Induction of Apoptosis in Activated RAW 264.7 Cells and Inhibition of Pro-Inflammatory Mediators in Rat Air Pouch by Ethylacetate Fraction of Ocimum Gratissimum Leaves

Ocimum gratissimum L. has attracted substantial consideration from researchers because of its anti-inflammatory uses in ethnomedicine in Sub-Saharan Africa and Asia. This study investigated the effect of flavonoid-rich ethylacetate fraction of O. gratissimum (EAFOg) in apoptosis induction of activated macrophages and inflammatory response in LPS-induced air pouch in rats. Apoptotic effect of EAFOg in LPS-stimulated RAW 264.7 cells was evaluated using flow cytometry after staining with annexin-V and 7-aminoactinomycin D. Its effects on inflammatory cells and mediators were investigated utilizing 6 day old subcutaneous air pouch-rats. Sterile saline (0.9%) or LPS (100 ng/mL) was injected into the air pouch on 6th day after EAFOg (25, 50 and 100 mg/kg) pretreatment. Rectal body temperature was recorded hourly for 5 h after LPS injection. Thereafter, the neutrophil count, nitrite, TNF-α, PGE2, nitrite, malondialdehyde and reduced glutathione (GSH) levels were determined in the pouch lavage. The activities of myeloperoxidase and superoxide dismutase (SOD) as well as immunohistochemical staining for cyclooxygenase-2 were also performed.

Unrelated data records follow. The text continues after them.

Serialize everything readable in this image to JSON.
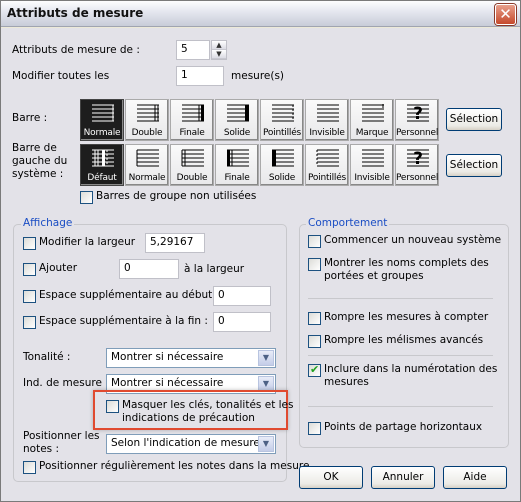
{
  "window": {
    "title": "Attributs de mesure"
  },
  "top": {
    "measure_attrs_label": "Attributs de mesure de :",
    "measure_attrs_value": "5",
    "modify_every_label": "Modifier toutes les",
    "modify_every_value": "1",
    "modify_every_unit": "mesure(s)"
  },
  "barline": {
    "label": "Barre :",
    "options": [
      "Normale",
      "Double",
      "Finale",
      "Solide",
      "Pointillés",
      "Invisible",
      "Marque",
      "Personnel"
    ],
    "selected": "Normale",
    "selection_button": "Sélection"
  },
  "left_barline": {
    "label": "Barre de gauche du système :",
    "options": [
      "Défaut",
      "Normale",
      "Double",
      "Finale",
      "Solide",
      "Pointillés",
      "Invisible",
      "Personnel"
    ],
    "selected": "Défaut",
    "selection_button": "Sélection",
    "unused_group_bars_label": "Barres de groupe non utilisées",
    "unused_group_bars_checked": false
  },
  "display": {
    "title": "Affichage",
    "modify_width_label": "Modifier la largeur",
    "modify_width_checked": false,
    "modify_width_value": "5,29167",
    "add_label": "Ajouter",
    "add_checked": false,
    "add_value": "0",
    "add_suffix": "à la largeur",
    "extra_start_label": "Espace supplémentaire au début",
    "extra_start_checked": false,
    "extra_start_value": "0",
    "extra_end_label": "Espace supplémentaire à la fin :",
    "extra_end_checked": false,
    "extra_end_value": "0",
    "key_label": "Tonalité :",
    "key_value": "Montrer si nécessaire",
    "time_sig_label": "Ind. de mesure",
    "time_sig_value": "Montrer si nécessaire",
    "hide_cautionary_label_1": "Masquer les clés, tonalités et les",
    "hide_cautionary_label_2": "indications de précaution",
    "hide_cautionary_checked": false,
    "position_notes_label_1": "Positionner les",
    "position_notes_label_2": "notes :",
    "position_notes_value": "Selon l'indication de mesure",
    "evenly_position_label": "Positionner régulièrement les notes dans la mesure",
    "evenly_position_checked": false
  },
  "behavior": {
    "title": "Comportement",
    "new_system_label": "Commencer un nouveau système",
    "new_system_checked": false,
    "full_names_label_1": "Montrer les noms complets des",
    "full_names_label_2": "portées et groupes",
    "full_names_checked": false,
    "break_rests_label": "Rompre les mesures à compter",
    "break_rests_checked": false,
    "break_melismas_label": "Rompre les mélismes avancés",
    "break_melismas_checked": false,
    "include_numbering_label_1": "Inclure dans la numérotation des",
    "include_numbering_label_2": "mesures",
    "include_numbering_checked": true,
    "split_points_label": "Points de partage horizontaux",
    "split_points_checked": false
  },
  "buttons": {
    "ok": "OK",
    "cancel": "Annuler",
    "help": "Aide"
  },
  "colors": {
    "group_title": "#1a4dc4",
    "highlight": "#e04a30",
    "check": "#21a121"
  }
}
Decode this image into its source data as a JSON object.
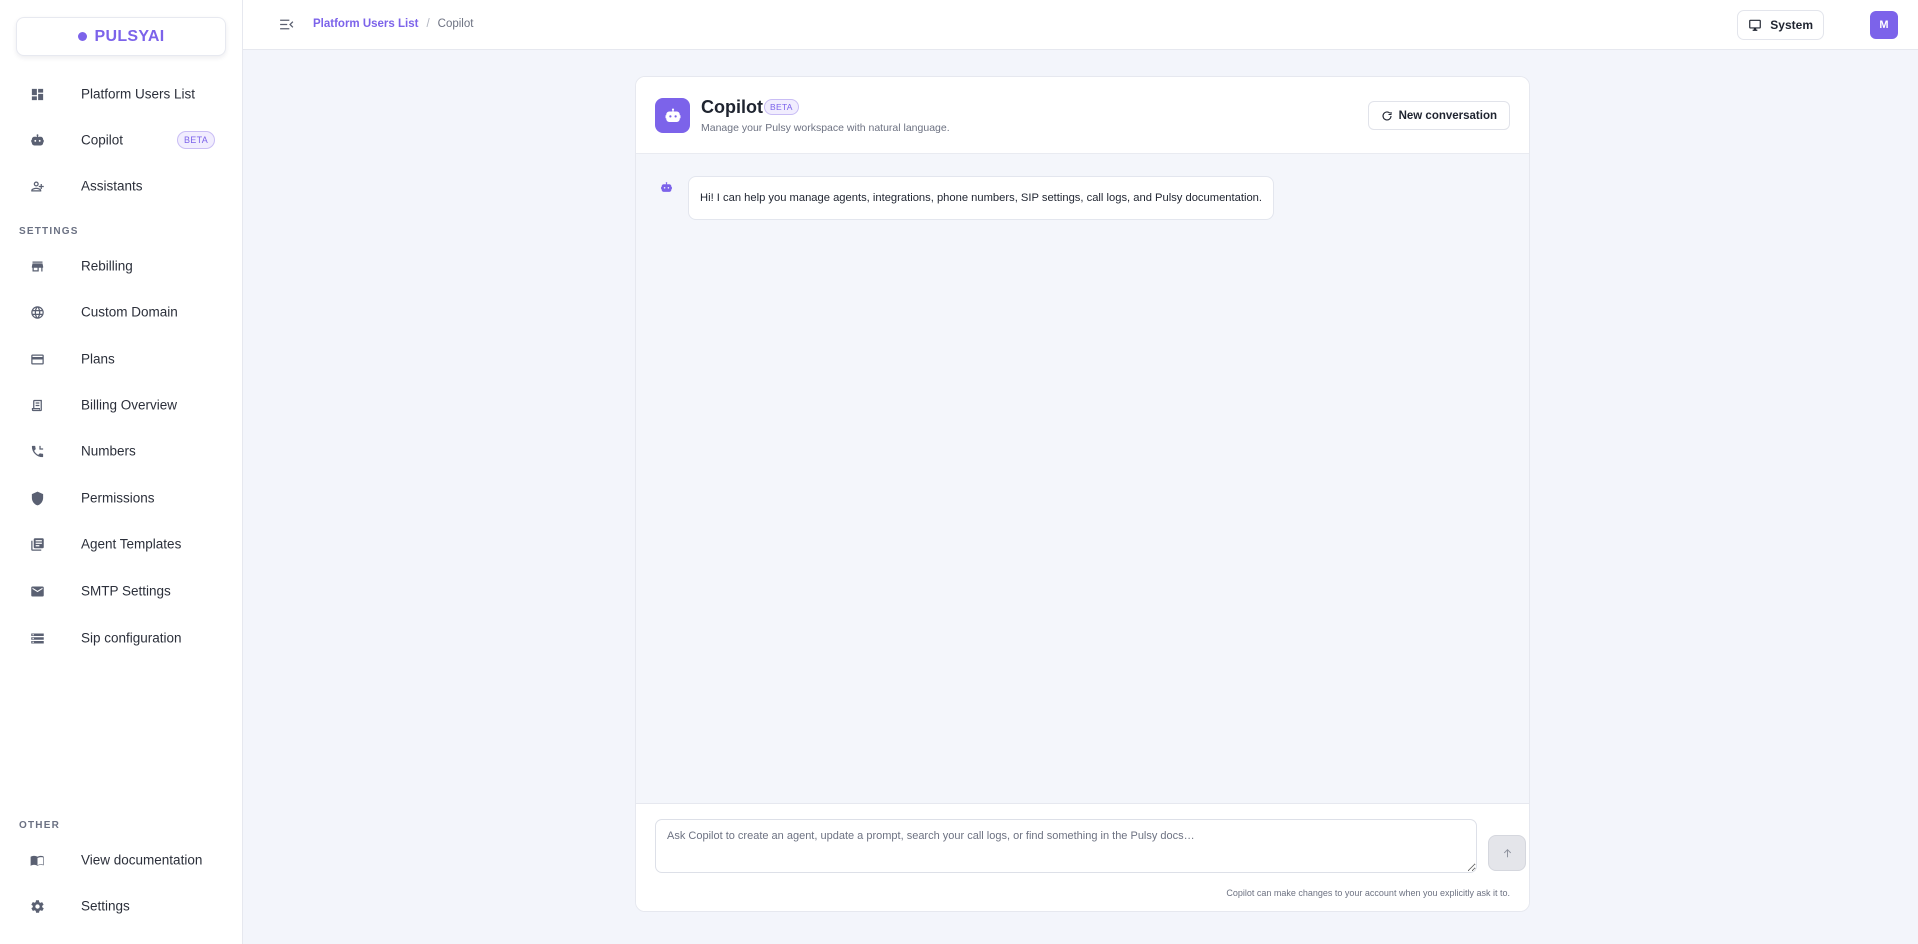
{
  "brand": {
    "name": "PULSYAI",
    "accent": "#7c63ea"
  },
  "sidebar": {
    "main_items": [
      {
        "label": "Platform Users List",
        "icon": "dashboard-icon"
      },
      {
        "label": "Copilot",
        "icon": "robot-icon",
        "badge": "BETA"
      },
      {
        "label": "Assistants",
        "icon": "person-add-icon"
      }
    ],
    "settings_heading": "SETTINGS",
    "settings_items": [
      {
        "label": "Rebilling",
        "icon": "store-icon"
      },
      {
        "label": "Custom Domain",
        "icon": "globe-icon"
      },
      {
        "label": "Plans",
        "icon": "credit-card-icon"
      },
      {
        "label": "Billing Overview",
        "icon": "receipt-icon"
      },
      {
        "label": "Numbers",
        "icon": "phone-icon"
      },
      {
        "label": "Permissions",
        "icon": "shield-icon"
      },
      {
        "label": "Agent Templates",
        "icon": "library-icon"
      },
      {
        "label": "SMTP Settings",
        "icon": "mail-icon"
      },
      {
        "label": "Sip configuration",
        "icon": "server-icon"
      }
    ],
    "other_heading": "OTHER",
    "other_items": [
      {
        "label": "View documentation",
        "icon": "book-icon"
      },
      {
        "label": "Settings",
        "icon": "gear-icon"
      }
    ]
  },
  "topbar": {
    "breadcrumb": {
      "parent": "Platform Users List",
      "separator": "/",
      "current": "Copilot"
    },
    "theme_label": "System",
    "avatar_initial": "M"
  },
  "copilot": {
    "title": "Copilot",
    "title_badge": "BETA",
    "subtitle": "Manage your Pulsy workspace with natural language.",
    "new_conversation_label": "New conversation",
    "messages": [
      {
        "role": "assistant",
        "text": "Hi! I can help you manage agents, integrations, phone numbers, SIP settings, call logs, and Pulsy documentation."
      }
    ],
    "input_placeholder": "Ask Copilot to create an agent, update a prompt, search your call logs, or find something in the Pulsy docs…",
    "disclaimer": "Copilot can make changes to your account when you explicitly ask it to."
  }
}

EAFOg (10, 30 and 100 µg/mL) induced apoptosis in LPS-stimulated RAW 264.7 macrophages. The EAFOg reduced hyperthermia and decreased neutrophil counts, TNF-α, PGE2, nitrite, myeloperoxidase as well as cyclooxygenase-2 expression evoked by LPS in rats. It also reduced malondialdehyde, and increased GSH and SOD levels in LPS-induced air pouch in vivo. The results of this study suggest that the EAFOg induces apoptosis in activated macrophages and reduces inflammatory responses provoked by LPS via down regulation of cyclooxygenase-2 expression in rats.